NEREDE KALMIŞTIK?
Yaşamaya zaman ayır, ömür bunun için verilmiştir.
Düşünmeye zaman ayır,başarının anahtarı odur.
Sevmeye zaman ayır bu seni daima güçlü kılar
İyiliğe zaman ayır, insan olmanın sırrı budur. / Goethe.
Nasıl güzel değilmi dizeler, insan olabilmek için iyiliğe zaman ayırmak gerek zaman ayırmakta değil asıl iyi olabilmek gerek bu hayatta.

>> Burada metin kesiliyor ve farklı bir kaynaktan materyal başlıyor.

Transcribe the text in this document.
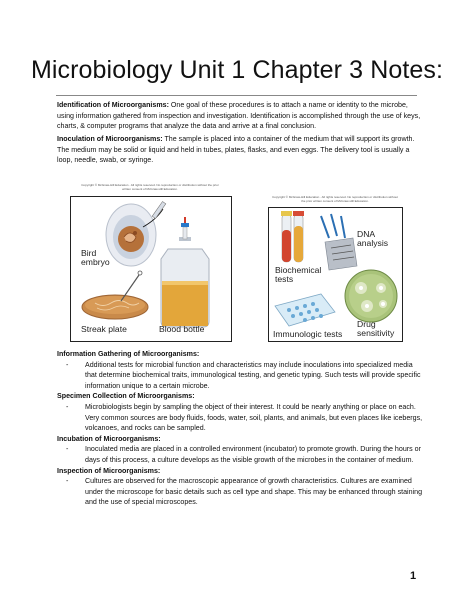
Microbiology Unit 1 Chapter 3 Notes:
Identification of Microorganisms: One goal of these procedures is to attach a name or identity to the microbe, using information gathered from inspection and investigation. Identification is accomplished through the use of keys, charts, & computer programs that analyze the data and arrive at a final conclusion.
Inoculation of Microorganisms: The sample is placed into a container of the medium that will support its growth. The medium may be solid or liquid and held in tubes, plates, flasks, and even eggs. The delivery tool is usually a loop, needle, swab, or syringe.
Copyright © McGraw-Hill Education . All rights reserved. No reproduction or distribution without the prior written consent of McGraw-Hill Education.
Bird embryo
Streak plate	Blood bottle
Copyright © McGraw-Hill Education . All rights reserved. No reproduction or distribution without the prior written consent of McGraw-Hill Education.
DNA analysis
Biochemical tests
Immunologic tests
Drug sensitivity
Information Gathering of Microorganisms:
- Additional tests for microbial function and characteristics may include inoculations into specialized media that determine biochemical traits, immunological testing, and genetic typing. Such tests will provide specific information unique to a certain microbe.
Specimen Collection of Microorganisms:
- Microbiologists begin by sampling the object of their interest. It could be nearly anything or place on each. Very common sources are body fluids, foods, water, soil, plants, and animals, but even places like icebergs, volcanoes, and rocks can be sampled.
Incubation of Microorganisms:
- Inoculated media are placed in a controlled environment (incubator) to promote growth. During the hours or days of this process, a culture develops as the visible growth of the microbes in the container of medium.
Inspection of Microorganisms:
- Cultures are observed for the macroscopic appearance of growth characteristics. Cultures are examined under the microscope for basic details such as cell type and shape. This may be enhanced through staining and the use of special microscopes.
1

Kimseyi içini bilmeden yaşadıkları ne anlamadan yargılamamak gerek. Evet hakikaten çok boş insan var yeryüzünde kıymet bilmeyen, dünya malına sarılmış sımsıkı onun servet olduğuna inanan. Başkalarını karalamak ile beslenen. Bu tipleri düşünüp tüketmeyelim kendimizi vardır bir nedeni geldikleri için bu dünyaya onu Yaradan bilir. Biz elimizdekilere şükrederek daha iyi hayırlı neler yaparız doğaya dünyaya aşık mutlu nasıl yaşarız onu hissedelim.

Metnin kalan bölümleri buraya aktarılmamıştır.